A long time ago I wrote about how to handle compressed files in ocaml using extlib : http://mancoosi.org/~abate/transparently-open-compressed-files-ocaml
Today I got back to it and added bz2 support. The code is trivial. The only small problem to notice is that since the bz2 interface does not support a char input function, I’ve to simulate it using Bz2.read. A bit of a hack. I want to look at the bz2 bindings to fix this small shortfall.
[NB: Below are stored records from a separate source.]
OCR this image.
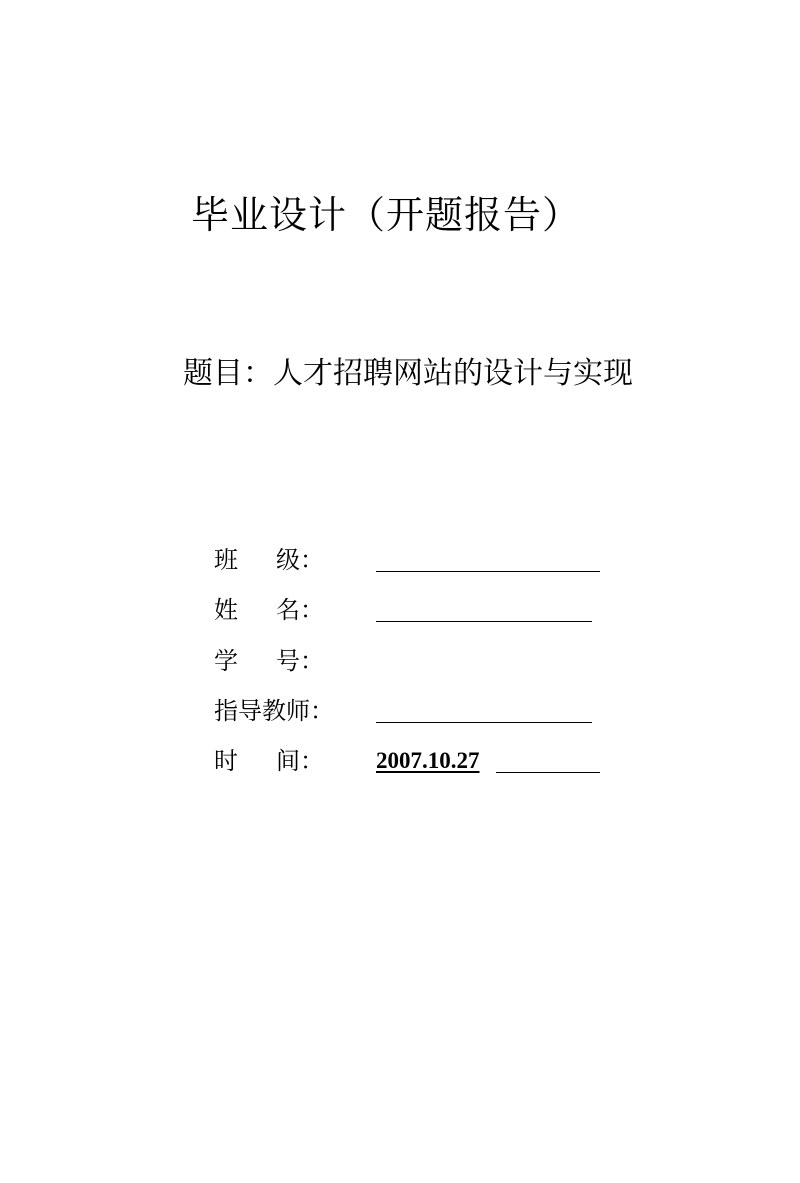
毕业设计（开题报告）
题目：人才招聘网站的设计与实现
班 级：
姓 名：
学 号：
指导教师：
时 间： 2007.10.27
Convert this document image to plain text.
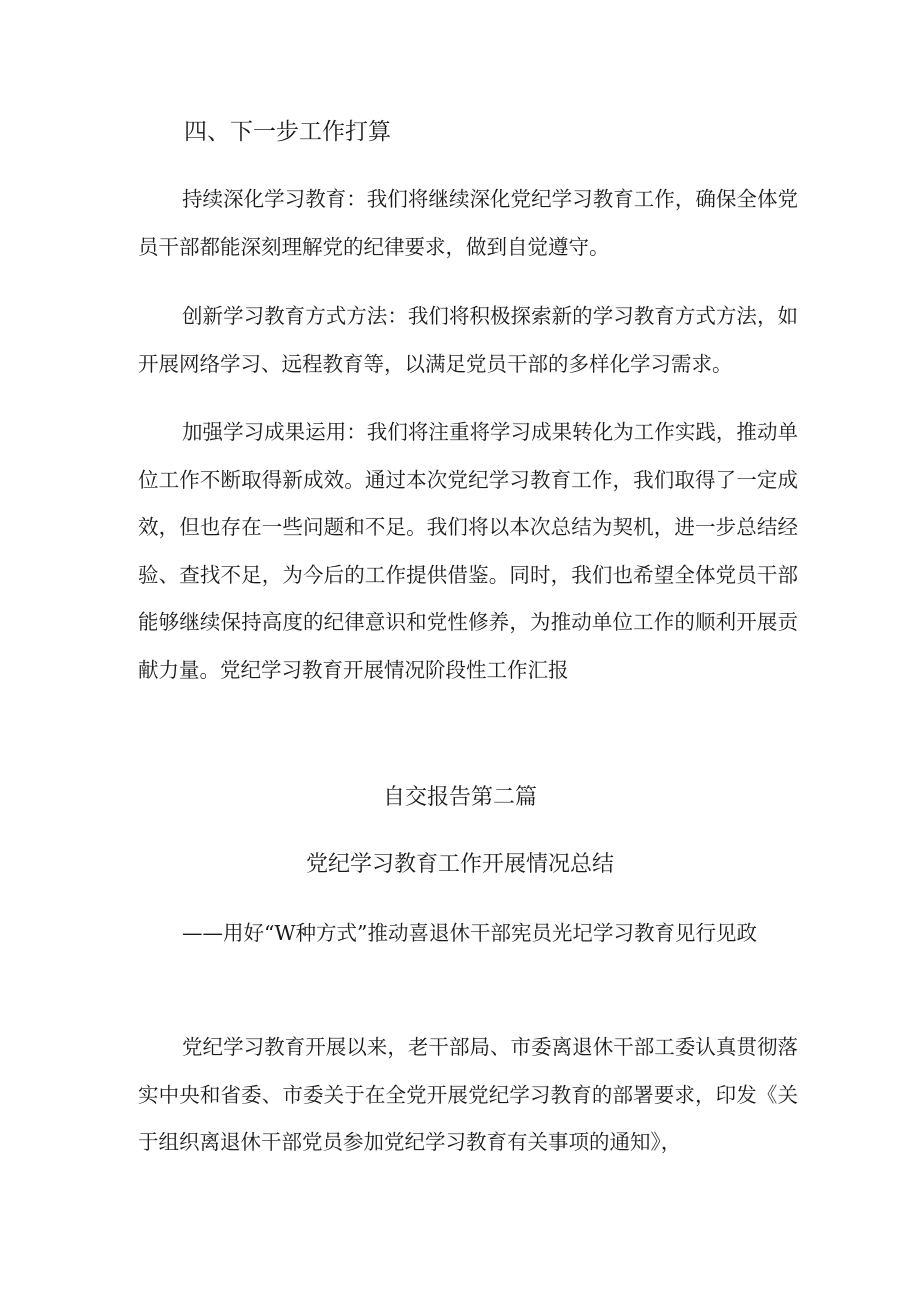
四、下一步工作打算

持续深化学习教育：我们将继续深化党纪学习教育工作，确保全体党员干部都能深刻理解党的纪律要求，做到自觉遵守。

创新学习教育方式方法：我们将积极探索新的学习教育方式方法，如开展网络学习、远程教育等，以满足党员干部的多样化学习需求。

加强学习成果运用：我们将注重将学习成果转化为工作实践，推动单位工作不断取得新成效。通过本次党纪学习教育工作，我们取得了一定成效，但也存在一些问题和不足。我们将以本次总结为契机，进一步总结经验、查找不足，为今后的工作提供借鉴。同时，我们也希望全体党员干部能够继续保持高度的纪律意识和党性修养，为推动单位工作的顺利开展贡献力量。党纪学习教育开展情况阶段性工作汇报

自交报告第二篇
党纪学习教育工作开展情况总结

——用好“W种方式”推动喜退休干部宪员光圮学习教育见行见政

党纪学习教育开展以来，老干部局、市委离退休干部工委认真贯彻落实中央和省委、市委关于在全党开展党纪学习教育的部署要求，印发《关于组织离退休干部党员参加党纪学习教育有关事项的通知》，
This is the code :
open ExtLib
let gzip_open_file file =
let ch = Gzip.open_in file in
let input_char ch = try Gzip.input_char ch with End_of_file -> raise IO.No_more_input in
let read ch = try Gzip.input ch with End_of_file -> raise IO.No_more_input in
IO.create_in
~read:(fun () -> input_char ch)
~input:(read ch)
~close:(fun () -> Gzip.close_in ch)
;;
let bzip_open_file file =
let ch = Bz2.open_in (open_in file) in
let input_char ch =
(** XXX ugly ! *)
try let s = " " in ignore (Bz2.read ch s 0 1) ; s.[0]
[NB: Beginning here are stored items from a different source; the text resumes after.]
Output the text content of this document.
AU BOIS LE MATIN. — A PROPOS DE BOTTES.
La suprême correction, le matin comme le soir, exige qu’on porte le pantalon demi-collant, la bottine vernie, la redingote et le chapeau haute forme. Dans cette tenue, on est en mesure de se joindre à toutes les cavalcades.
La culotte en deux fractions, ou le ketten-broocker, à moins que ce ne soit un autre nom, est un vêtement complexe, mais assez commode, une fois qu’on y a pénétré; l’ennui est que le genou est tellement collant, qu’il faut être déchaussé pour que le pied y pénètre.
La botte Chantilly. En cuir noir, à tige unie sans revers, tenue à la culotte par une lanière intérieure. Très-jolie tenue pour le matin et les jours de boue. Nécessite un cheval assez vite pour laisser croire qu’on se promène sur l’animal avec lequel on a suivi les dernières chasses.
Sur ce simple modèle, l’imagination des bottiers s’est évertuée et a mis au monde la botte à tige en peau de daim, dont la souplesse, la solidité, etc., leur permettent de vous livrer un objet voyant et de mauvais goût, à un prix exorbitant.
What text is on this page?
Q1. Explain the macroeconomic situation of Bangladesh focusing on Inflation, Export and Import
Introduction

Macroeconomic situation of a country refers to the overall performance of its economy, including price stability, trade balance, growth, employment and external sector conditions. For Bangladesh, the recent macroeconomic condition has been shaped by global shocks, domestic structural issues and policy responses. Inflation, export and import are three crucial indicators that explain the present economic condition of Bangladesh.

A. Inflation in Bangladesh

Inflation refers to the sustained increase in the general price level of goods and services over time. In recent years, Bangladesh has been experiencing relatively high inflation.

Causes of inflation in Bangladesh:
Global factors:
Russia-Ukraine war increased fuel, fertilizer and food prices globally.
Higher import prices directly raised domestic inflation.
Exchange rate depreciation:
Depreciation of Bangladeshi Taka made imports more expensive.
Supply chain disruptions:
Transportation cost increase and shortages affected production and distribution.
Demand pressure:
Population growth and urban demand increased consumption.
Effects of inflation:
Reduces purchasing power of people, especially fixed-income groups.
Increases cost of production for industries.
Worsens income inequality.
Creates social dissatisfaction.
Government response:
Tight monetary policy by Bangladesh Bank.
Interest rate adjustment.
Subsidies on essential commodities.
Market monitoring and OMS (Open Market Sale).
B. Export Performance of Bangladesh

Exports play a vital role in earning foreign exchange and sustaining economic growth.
with End_of_file -> raise IO.No_more_input
in
let read ch s pos len =
try Bz2.read ch s pos len
with End_of_file -> raise IO.No_more_input
in
IO.create_in
~read:(fun () -> input_char ch)
~input:(read ch)
~close:(fun () -> Bz2.close_in ch)
;;
let std_open_file file = IO.input_channel (open_in file)
let open_ch ch = IO.input_channel ch
let close_ch ch = IO.close_in ch
let open_file file =
if Filename.check_suffix file ".gz" || Filename.check_suffix file ".cz" then
gzip_open_file file
else
if Filename.check_suffix file ".bz2" then
bzip_open_file file
else
std_open_file file
;;
let main () =
let ch = open_file (Sys.argv.(1)) in
try while true do print_string (IO.nread ch 10240) done
with IO.No_more_input -> ()
;;
main ();;